Passo 3: Identificar vulnerabilidades
Uma vulnerabilidade é uma fraqueza que uma ameaça pode explorar para violar a segurança e roubar ou danificar bens essenciais. Durante esta etapa, testes de penetração e ferramentas de varredura automatizada de vulnerabilidades podem ajudar a identificar vulnerabilidades de software e de rede.
Note-se que as vulnerabilidades físicas também precisam ser levadas em conta. Os perímetros são seguros e patrulhados? Os extintores de incêndio são verificados regularmente? Os sistemas geradores de reserva são testados?
Vulnerabilidades associadas a empregados, empreiteiros e fornecedores também precisam ser consideradas –como, por exemplo, estes grupos serem susceptíveis a ataques de engenharia social.
Passo 4: Definição do perfil de risco
Uma vez identificados os bens, ameaças e vulnerabilidades de uma organização, o perfil de risco pode começar a ser traçado. O risco pode ser considerado como a probabilidade de uma ameaça explorar uma vulnerabilidade, resultando num impacto comercial. O processo de definição de perfis de risco avalia os controles e salvaguardas existentes e mede o risco para cada combinação ativo-ameaça-vulnerabilidade, atribuindo-lhe em seguida uma pontuação de risco. Estas pontuações baseiam-se no nível de ameaça e no impacto sobre a organização caso o risco ocorra realmente.
Esta abordagem baseada no risco permite a uma organização dar prioridade correta às vulnerabilidades que identificou e concentrar os seus esforços nos riscos que são os mais significativos para as suas operações.
Passo 5: Tratamento dos riscos
Os riscos variam desde os que são suficientemente baixos para que uma organização os possa aceitar sem impacto adverso até aos tão graves, que devem ser evitados a todo o custo. Uma vez que cada risco tenha sido avaliado, deve ser tomada a decisão de o tratar, transferir, tolerar ou terminar. Cada decisão deve ser documentada juntamente com as razões que a embasaram. Repita o processo para cada cenário de ameaça para garantir que os recursos possam ser aplicados aos riscos que provavelmente terão o efeito mais significativo sobre o negócio. Uma vez implementadas estas decisões, realize testes para simular as principais ameaças, a fim de assegurar que os novos controles de segurança atenuem de fato os riscos mais perigosos.
Dicas úteis
Note-se que o apoio ao nível do conselho ao criar uma estratégia de segurança baseada em risco é primordial. A contribuição de numerosos stakeholders em toda a organização é essencial, uma vez que as decisões de mitigação de risco podem ter um efeito sério nas operações, que as equipes de segurança podem não apreciar plenamente se tomarem essas decisões isoladamente.

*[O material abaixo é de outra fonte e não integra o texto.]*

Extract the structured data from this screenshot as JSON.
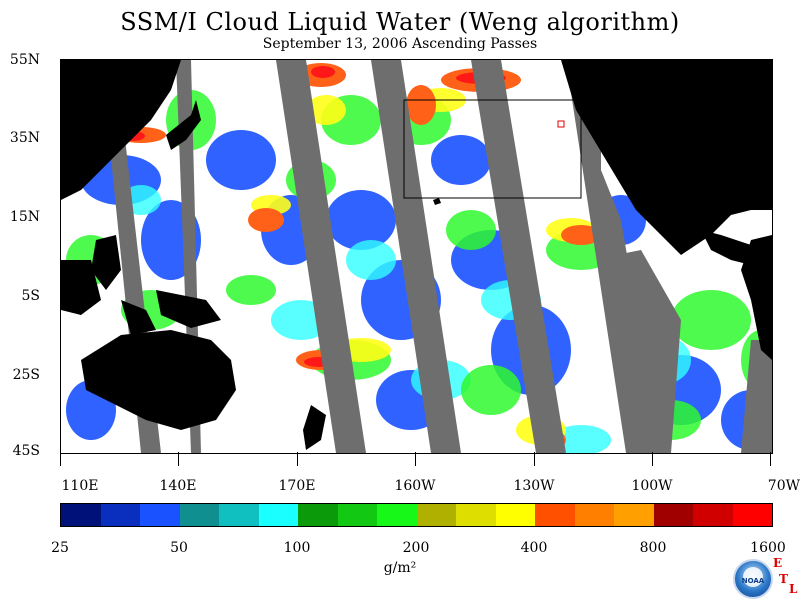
{
  "title": "SSM/I Cloud Liquid Water (Weng algorithm)",
  "subtitle": "September 13, 2006  Ascending Passes",
  "map": {
    "lat_labels": [
      "55N",
      "35N",
      "15N",
      "5S",
      "25S",
      "45S"
    ],
    "lon_labels": [
      "110E",
      "140E",
      "170E",
      "160W",
      "130W",
      "100W",
      "70W"
    ],
    "land_color": "#000000",
    "no_data_color": "#6e6e6e",
    "ocean_color": "#ffffff"
  },
  "colorbar": {
    "colors": [
      "#00127a",
      "#0a2fbf",
      "#1a52ff",
      "#0f8f8f",
      "#10bfbf",
      "#1affff",
      "#0a9a0a",
      "#12c812",
      "#18f818",
      "#b0b000",
      "#dede00",
      "#ffff00",
      "#ff5000",
      "#ff7f00",
      "#ffa000",
      "#a00000",
      "#d00000",
      "#ff0000"
    ],
    "labels": [
      "25",
      "50",
      "100",
      "200",
      "400",
      "800",
      "1600"
    ]
  },
  "units": "g/m²",
  "logo": {
    "icon": "noaa-logo-icon",
    "text": "NOAA",
    "etl": [
      "E",
      "T",
      "L"
    ]
  }
}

Embora a realização de uma avaliação de segurança baseada em risco pareça uma tarefa assustadora, existem muitas ferramentas online para ajudar na avaliação de ativos, níveis de ameaça e pontuações de risco. A Análise Fatorial do Risco da Informação e o Quadro de Gestão de Risco do NIST são dois exemplos de quadros que podem ser utilizados para quantificar o risco operacional. Elas ajudam a garantir que uma empresa compreende os verdadeiros riscos para os principais ativos por trás das suas operações cotidianas e a melhor forma de os mitigar.
Alcançar a segurança total é impossível para qualquer organização, mas ao utilizar recursos e conhecimentos de uma forma inteligente e rentável, os profissionais de TI podem tirar o máximo proveito de seus orçamentos, tão difíceis de conquistar.